To ensure this would not happen - and put the whole operation at risk - the author speculates one of the team must have travelled from London to North Wales to cover their tracks.

He believes this was the case because, soon after his book was published, he was shown a copy of the register by the un-named person who now has it in their possession. And there on the appropriate page is the signature of a J.G.Martin.

"But closer examination revealed something very odd," writes MacIntyre. "The name and signature of J.G.Martin did not appear in the correct date sequence, but was added in the space at the bottom of the page. It was clearly an afterthought, written in sometime afterwards. To even the most casual investigator this would have set off loud alarm bells: so far from covering up the mistake, Cholmondeley had compounded it, by drawing attention to the fact that there was something distinctly out of the ordinary about John Martin and his sojourn at the Black Lion."

In the end, it did not matter. There is no evidence that the Germans ever carried out any checking of the Bill Martin backstory. Had they attempted to do so, this would almost certainly have been picked up by British intelligence, since the entire German espionage system in the UK was effectively controlled by MI5.
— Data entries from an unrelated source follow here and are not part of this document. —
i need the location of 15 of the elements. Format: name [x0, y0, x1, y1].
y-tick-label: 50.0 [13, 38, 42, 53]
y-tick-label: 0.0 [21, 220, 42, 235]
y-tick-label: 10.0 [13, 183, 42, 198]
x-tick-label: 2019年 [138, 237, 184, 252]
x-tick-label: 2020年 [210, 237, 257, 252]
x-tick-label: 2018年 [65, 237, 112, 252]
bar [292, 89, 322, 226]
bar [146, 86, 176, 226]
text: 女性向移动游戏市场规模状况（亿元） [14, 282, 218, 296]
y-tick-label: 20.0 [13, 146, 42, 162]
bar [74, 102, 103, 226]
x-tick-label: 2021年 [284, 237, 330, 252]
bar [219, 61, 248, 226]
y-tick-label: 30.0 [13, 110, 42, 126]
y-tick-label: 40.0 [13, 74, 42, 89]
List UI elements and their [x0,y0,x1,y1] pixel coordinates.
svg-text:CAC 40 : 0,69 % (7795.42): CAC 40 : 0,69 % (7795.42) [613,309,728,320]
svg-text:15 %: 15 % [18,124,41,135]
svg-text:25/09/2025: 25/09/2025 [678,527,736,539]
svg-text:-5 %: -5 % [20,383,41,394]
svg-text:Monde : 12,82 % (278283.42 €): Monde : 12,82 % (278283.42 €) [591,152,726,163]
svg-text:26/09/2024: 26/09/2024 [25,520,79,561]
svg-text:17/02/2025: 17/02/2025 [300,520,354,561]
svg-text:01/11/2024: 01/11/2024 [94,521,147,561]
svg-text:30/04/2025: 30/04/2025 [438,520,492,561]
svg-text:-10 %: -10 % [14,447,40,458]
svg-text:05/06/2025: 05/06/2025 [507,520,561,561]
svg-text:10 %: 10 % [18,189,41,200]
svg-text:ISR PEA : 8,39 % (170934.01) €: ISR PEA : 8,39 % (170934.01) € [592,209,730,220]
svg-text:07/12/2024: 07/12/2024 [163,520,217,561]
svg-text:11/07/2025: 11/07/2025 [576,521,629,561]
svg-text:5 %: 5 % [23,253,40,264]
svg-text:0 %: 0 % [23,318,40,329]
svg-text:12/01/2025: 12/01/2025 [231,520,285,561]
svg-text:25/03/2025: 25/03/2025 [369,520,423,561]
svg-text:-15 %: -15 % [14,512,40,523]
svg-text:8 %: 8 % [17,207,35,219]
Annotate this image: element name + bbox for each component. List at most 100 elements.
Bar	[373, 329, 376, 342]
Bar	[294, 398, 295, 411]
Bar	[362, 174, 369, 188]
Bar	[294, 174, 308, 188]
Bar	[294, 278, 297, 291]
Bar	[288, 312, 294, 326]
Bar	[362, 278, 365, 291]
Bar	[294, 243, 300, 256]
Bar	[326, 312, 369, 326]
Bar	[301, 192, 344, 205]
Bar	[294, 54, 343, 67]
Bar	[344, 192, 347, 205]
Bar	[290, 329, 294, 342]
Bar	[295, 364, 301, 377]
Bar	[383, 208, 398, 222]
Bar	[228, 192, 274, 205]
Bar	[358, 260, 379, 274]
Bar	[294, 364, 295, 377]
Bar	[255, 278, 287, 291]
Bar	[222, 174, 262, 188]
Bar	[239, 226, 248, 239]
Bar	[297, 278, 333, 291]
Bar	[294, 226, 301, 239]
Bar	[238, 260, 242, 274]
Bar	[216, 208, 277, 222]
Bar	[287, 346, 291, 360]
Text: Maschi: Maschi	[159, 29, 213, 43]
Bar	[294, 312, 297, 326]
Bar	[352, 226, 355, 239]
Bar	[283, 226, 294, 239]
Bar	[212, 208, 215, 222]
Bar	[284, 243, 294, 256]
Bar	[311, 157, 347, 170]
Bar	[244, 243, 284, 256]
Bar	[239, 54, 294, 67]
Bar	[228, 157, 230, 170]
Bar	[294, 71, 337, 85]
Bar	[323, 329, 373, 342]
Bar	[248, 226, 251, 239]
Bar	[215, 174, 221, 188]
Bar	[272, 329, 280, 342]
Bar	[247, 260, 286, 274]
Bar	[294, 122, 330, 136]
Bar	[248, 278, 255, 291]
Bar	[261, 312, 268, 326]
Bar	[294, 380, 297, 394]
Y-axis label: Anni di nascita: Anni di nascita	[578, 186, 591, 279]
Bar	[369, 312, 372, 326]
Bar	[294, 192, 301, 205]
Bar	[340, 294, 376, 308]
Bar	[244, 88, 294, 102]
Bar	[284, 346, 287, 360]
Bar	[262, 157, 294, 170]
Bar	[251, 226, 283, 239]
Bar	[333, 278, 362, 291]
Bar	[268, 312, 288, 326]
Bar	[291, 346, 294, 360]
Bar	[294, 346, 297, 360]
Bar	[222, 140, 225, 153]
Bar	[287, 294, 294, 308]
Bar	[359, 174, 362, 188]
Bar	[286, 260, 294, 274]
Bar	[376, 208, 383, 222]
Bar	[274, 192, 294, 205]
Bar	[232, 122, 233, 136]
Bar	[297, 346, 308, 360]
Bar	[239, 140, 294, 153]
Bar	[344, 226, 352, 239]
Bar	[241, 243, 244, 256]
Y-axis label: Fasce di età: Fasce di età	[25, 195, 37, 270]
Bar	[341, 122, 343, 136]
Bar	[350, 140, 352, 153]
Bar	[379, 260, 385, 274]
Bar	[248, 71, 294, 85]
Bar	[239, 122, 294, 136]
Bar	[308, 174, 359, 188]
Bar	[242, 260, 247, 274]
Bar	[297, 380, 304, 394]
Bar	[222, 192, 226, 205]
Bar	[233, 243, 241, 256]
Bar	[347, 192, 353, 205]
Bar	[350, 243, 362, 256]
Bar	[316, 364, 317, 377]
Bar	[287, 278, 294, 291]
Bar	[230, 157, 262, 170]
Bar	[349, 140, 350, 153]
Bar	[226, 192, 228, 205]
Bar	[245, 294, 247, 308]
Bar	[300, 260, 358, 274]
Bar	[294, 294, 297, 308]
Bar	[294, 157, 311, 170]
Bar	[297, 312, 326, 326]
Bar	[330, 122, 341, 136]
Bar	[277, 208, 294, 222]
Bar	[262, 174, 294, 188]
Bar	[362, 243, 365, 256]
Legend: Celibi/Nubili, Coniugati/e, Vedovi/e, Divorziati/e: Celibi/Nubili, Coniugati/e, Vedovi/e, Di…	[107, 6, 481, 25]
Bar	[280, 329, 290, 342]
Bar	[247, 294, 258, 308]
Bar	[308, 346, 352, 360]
"Still, it is sobering thought, that if a single German agent had travelled to Mold and examined the register of the Black Lion, he would surely have spotted the obvious addition of 'J.G.Martin', recognised there was something fishy going on, and warned the Germans before the invasion of Sicily," adds MacIntyre. "The island might then have been reinforced, and countless lives might have been lost with incalculable consequences. That single register entry could have changed the course of the Second World War."